Последний лист - страница 4



Маркграф сразу понял, что его интерес к отклонениям человеческого сердца в сторону ненормального найдёт себе здесь пищу. Он быстро пробился к молодому человеку и взял его под руку.

– Идите сейчас же со мной, – сказал он тихим, но повелительным голосом, которого так боялись его лакеи.

– Испёкся, – сказал молодой человек, глядя на него ничего не выражающими глазами. – Попал в руки к дантисту, вырывающему зубы без боли. Ну, ведите меня куда надо. Некоторые кладут яйца, а некоторые не кладут. Когда курица?..

Всё ещё глубоко подавленный каким-то внутренним потрясением, но сговорчивый, молодой человек дал себя увести. Квигг привёл его в маленький сквер и усадил на скамейке.

Осенённый уголком плаща великого калифа, Квигг заговорил с мягкостью и осторожностью. Он пробовал узнать, какая беда стряслась с молодым человеком, расстроила его дух и толкнула его на столь легкомысленное и разорительное расточение его добра и имущества.

– Я изображал Монте-Кристо, правда? – спросил молодой человек.

– Вы швыряли на мостовую мелочь, – сказал калиф, – чтобы толпа ползала за ней на коленях.

– Вот именно. Сначала пьёшь пиво, сколько можешь влить в себя, а потом начинаешь кормить цыплят… Прокляты они будь – цыплята, куры, перья, вертела, яйца и всё, что к ним относится.

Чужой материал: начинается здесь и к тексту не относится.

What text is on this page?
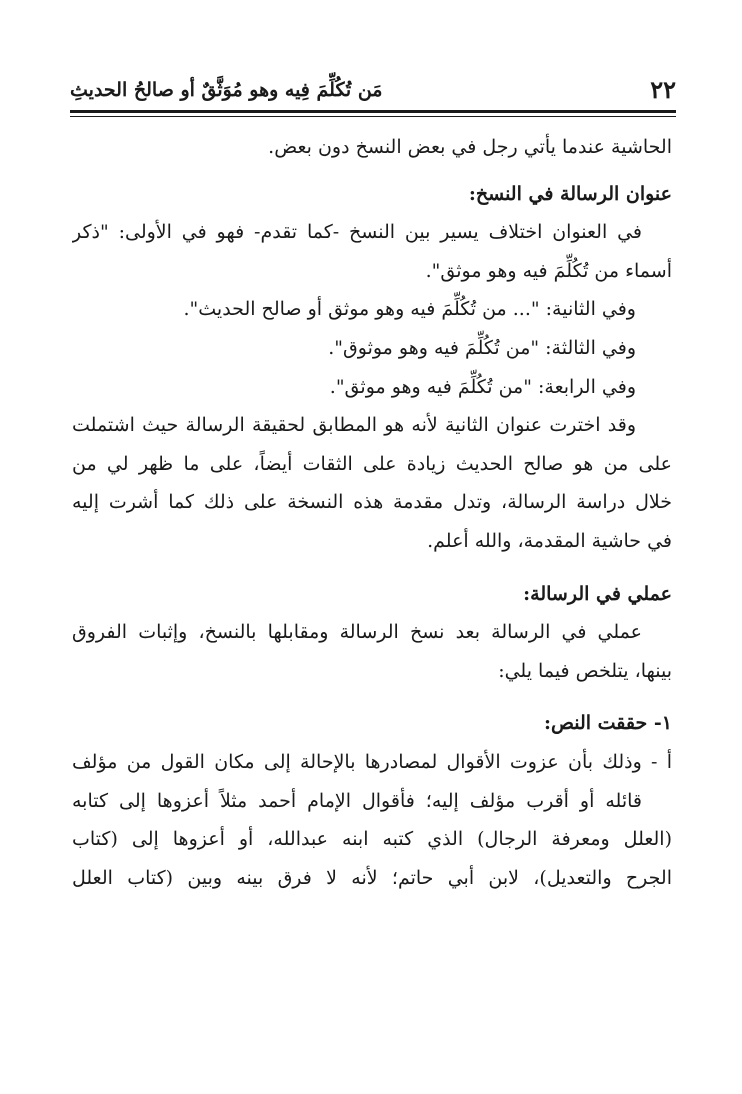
٢٢
مَن تُكُلِّمَ فِيه وهو مُوَثَّقٌ أو صالحُ الحديثِ
الحاشية عندما يأتي رجل في بعض النسخ دون بعض.
عنوان الرسالة في النسخ:
في العنوان اختلاف يسير بين النسخ -كما تقدم- فهو في الأولى: "ذكر
أسماء من تُكُلِّمَ فيه وهو موثق".
وفي الثانية: "... من تُكُلِّمَ فيه وهو موثق أو صالح الحديث".
وفي الثالثة: "من تُكُلِّمَ فيه وهو موثوق".
وفي الرابعة: "من تُكُلِّمَ فيه وهو موثق".
وقد اخترت عنوان الثانية لأنه هو المطابق لحقيقة الرسالة حيث اشتملت
على من هو صالح الحديث زيادة على الثقات أيضاً، على ما ظهر لي من
خلال دراسة الرسالة، وتدل مقدمة هذه النسخة على ذلك كما أشرت إليه
في حاشية المقدمة، والله أعلم.
عملي في الرسالة:
عملي في الرسالة بعد نسخ الرسالة ومقابلها بالنسخ، وإثبات الفروق
بينها، يتلخص فيما يلي:
١- حققت النص:
أ - وذلك بأن عزوت الأقوال لمصادرها بالإحالة إلى مكان القول من مؤلف
قائله أو أقرب مؤلف إليه؛ فأقوال الإمام أحمد مثلاً أعزوها إلى كتابه
(العلل ومعرفة الرجال) الذي كتبه ابنه عبدالله، أو أعزوها إلى (كتاب
الجرح والتعديل)، لابن أبي حاتم؛ لأنه لا فرق بينه وبين (كتاب العلل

– Молодой человек, – сказал маркграф мягко, но с достоинством. – Я не говорю вам: будьте со мной откровенны, я только приглашаю вас к откровенности. Я знаю свет и знаю людей. Человек – предмет моего изучения, хотя я и не смотрю на него, подобно учёному, как на насекомое, или, подобно филантропу, – как на объект для приложения своих деяний. Между мною и человеком нет дымки теории и невежества. Я интересуюсь особыми и сложными неудачами, в которые ввергает моего брата, человека, жизнь в большом городе. Это изучение доставляет мне развлечение и радость. Вам, может быть, известна история славного и бессмертного правителя, калифа Гаруна аль-Рашида, чьи мудрые и благодетельные экскурсии в жизнь его народа в Багдаде дали ему счастливую возможность исцелить столько ран? Я смиренно шествую по его стопам. Я ищу романтику и приключения не в руинах замков и не в развалинах дворцов, а на улицах города. Величайшие чудеса магии, с моей точки зрения, развёртываются в человеческом сердце, вызываемые свирепыми и противоречивыми силами скученного в городе множества. В вашем странном сегодняшнем поведении мне чудится роман. Ваш поступок представляется мне чем-то более глубоким, чем безобразничанием обыкновенного мота. Я замечаю на вашем лице черты, свидетельствующие о снедающем вас горе и даже отчаянии. Повторяю: я приглашаю вас к откровенности. Я не лишён некоторой возможности облегчить или посоветовать. Хотите довериться мне?

– А вы здорово говорите! – воскликнул молодой человек, и туманная печаль в его глазах сменилась на мгновение блеском восхищения. – Вы прямо свели всю Асторовскую библиотеку в содержание предшествующих глав. Я знаю этого старого турка, про которого вы говорите. Я читал и «Арабские ночи», когда я был ребёнком. Слушайте: вы можете взмахнуть волшебной кухонной тряпкой и вызвать из бутылки гиганта? Только, пожалуйста, чтобы он не хватал меня за ноги. Для моего случая такое лечение не годится.

– Я хотел бы выслушать вашу историю, – сказал маркграф со своей важной, серьёзной улыбкой.

– Я расскажу вам её в девяти словах, – сказал молодой человек с глубоким вздохом. – Но я не думаю, чтоб вы хоть сколько-нибудь могли помочь мне. Разве только что вы можете слетать за разгадкой, на вашем волшебном линолеуме, на Босфор.